Учительница провожает нас до краеведческого музея в центре города. Прощаясь, напоминает, чтобы мы нигде не называли ее имени и фамилии. Конечно, не назовем. Еще прицепится кто-нибудь… Музей совсем рядом с другим музеем – специальным, посвященным истории “Саюдиса”, устроившимся в доме убитого еврея. В краеведческом музее нет никакой экспозиции, связанной с паневежскими евреями или с массовыми убийствами. Нет, и всё. Ближе к концу нашего путешествия у Эфраима, кажется, остается все меньше терпения, и он ни с того ни с сего припирает к стенке молодого дежурного музейного сотрудника.

Эфраим: Паневежис был один из главных центров еврейской жизни и культуры в довоенной Литве. Вы это знаете?

Сотрудник музея: Все может быть. Но, я думаю, обо всем этом вам надо разговаривать с нашей еврейской общиной.

Эфраим: Конечно, я уже был у них. Но, я думаю, если вы работаете с городской историей, а немалую часть местного населения составляли евреи, которые способствовали развитию города и культуры, которые прославили Паневежис во всем мире… Знаете вы это? И знаете, почему название Паневежиса известно во всем мире? Потому что здесь была иешива. Ее теперешний адрес – улица Саванорю, 11. И по сей день в Израиле есть иешива, которая так называется. Это важно? Неважно? Или вы хотите мне сказать, что история еврейской общины – это не история Паневежиса? Это были “не свои”, а другие, чужие вам люди?
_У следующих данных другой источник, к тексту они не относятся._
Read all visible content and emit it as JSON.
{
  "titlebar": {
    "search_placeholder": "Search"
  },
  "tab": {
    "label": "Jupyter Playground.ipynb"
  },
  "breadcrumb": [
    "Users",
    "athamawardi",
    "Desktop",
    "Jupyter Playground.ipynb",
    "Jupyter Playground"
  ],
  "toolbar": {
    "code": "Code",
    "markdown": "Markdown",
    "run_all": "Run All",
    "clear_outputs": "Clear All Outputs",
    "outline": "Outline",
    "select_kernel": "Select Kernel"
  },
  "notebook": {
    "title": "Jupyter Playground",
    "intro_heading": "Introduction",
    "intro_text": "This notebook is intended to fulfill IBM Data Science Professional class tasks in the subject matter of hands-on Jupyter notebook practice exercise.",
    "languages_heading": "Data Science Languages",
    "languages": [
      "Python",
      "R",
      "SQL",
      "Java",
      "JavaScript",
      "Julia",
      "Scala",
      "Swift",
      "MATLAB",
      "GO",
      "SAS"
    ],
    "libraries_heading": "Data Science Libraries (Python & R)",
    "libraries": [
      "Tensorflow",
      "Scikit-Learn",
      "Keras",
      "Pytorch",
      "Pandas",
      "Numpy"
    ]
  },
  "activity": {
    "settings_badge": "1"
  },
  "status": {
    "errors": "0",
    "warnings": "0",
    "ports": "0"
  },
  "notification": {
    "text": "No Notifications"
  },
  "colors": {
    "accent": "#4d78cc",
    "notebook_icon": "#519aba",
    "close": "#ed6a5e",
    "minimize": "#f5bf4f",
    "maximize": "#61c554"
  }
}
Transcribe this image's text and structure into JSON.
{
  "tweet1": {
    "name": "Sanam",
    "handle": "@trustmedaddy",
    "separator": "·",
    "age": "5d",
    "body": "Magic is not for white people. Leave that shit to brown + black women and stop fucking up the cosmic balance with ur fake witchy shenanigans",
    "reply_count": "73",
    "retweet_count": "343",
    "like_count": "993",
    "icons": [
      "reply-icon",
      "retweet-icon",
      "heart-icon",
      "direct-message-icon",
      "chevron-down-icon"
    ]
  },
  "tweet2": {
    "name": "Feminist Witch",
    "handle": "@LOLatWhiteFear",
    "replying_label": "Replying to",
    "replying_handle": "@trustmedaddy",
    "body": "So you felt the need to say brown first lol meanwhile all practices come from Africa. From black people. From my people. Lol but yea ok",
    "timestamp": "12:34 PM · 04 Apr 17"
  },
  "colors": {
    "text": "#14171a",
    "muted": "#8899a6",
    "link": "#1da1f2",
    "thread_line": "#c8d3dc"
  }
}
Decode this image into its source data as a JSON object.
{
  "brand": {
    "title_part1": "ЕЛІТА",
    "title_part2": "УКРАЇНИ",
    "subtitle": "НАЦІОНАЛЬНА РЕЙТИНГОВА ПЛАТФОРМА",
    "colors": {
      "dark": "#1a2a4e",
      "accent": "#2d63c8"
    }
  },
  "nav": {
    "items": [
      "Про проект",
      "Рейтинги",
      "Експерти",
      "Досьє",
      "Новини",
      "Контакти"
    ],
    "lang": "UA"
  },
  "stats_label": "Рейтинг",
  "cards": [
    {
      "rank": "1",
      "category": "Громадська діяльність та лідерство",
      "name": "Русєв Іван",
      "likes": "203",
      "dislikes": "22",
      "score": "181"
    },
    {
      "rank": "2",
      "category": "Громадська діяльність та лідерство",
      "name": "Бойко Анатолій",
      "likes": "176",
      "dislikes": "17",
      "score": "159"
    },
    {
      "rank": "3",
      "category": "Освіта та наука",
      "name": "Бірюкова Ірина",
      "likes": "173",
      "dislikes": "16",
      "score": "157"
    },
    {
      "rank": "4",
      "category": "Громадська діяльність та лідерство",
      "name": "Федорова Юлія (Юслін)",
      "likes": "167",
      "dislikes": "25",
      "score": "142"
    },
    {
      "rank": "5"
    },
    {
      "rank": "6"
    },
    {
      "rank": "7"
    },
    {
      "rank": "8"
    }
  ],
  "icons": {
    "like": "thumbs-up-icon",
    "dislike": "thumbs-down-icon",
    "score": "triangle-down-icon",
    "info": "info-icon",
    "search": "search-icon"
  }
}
Сотрудник музея: Думаю, вы могли бы подать жалобу в правительство. Вернее сказать, напишите местным властям. Они – наши учредители, и они решают, что показывать и чего не показывать в этом музее.

Эфраим: Но я хочу спросить у вас, дала ли что-нибудь городу эта община?

Сотрудник музея: А я – у вас. Сколько людей в мире знает Паневежис из-за того, о чем вы говорите?

Эфраим: Четыре миллиона.

Сотрудник музея: Вы так думаете?

Эфраим: Я это знаю. Паневежис был уникальным.

Сотрудник музея: Хорошо, я об этом подумаю. Я рад, что услышал это, потому что теперь смогу рассказать об этом и посетителям музея. Всего хорошего.

Социальный портрет осужденных, участников Холокоста, в Паневежском округе (исследование Римантаса Загрецкаса):

Профессии:

Из 47 человек 22 – землевладельцы, профессии остальных: 5 – учителя, 3 – сторожа, 2 – портные, 2 – сельскохозяйственные рабочие, а также страховой агент, почтальон, счетовод, кузнец и торфокоп.

Образование:

из 47 человек 24 неграмотных или закончивших не больше трех классов начальной школы.

Разговор с врагом

Вильнюс – Каунас

Эфраим: Мы еще не говорили об антисемитизме в Литве…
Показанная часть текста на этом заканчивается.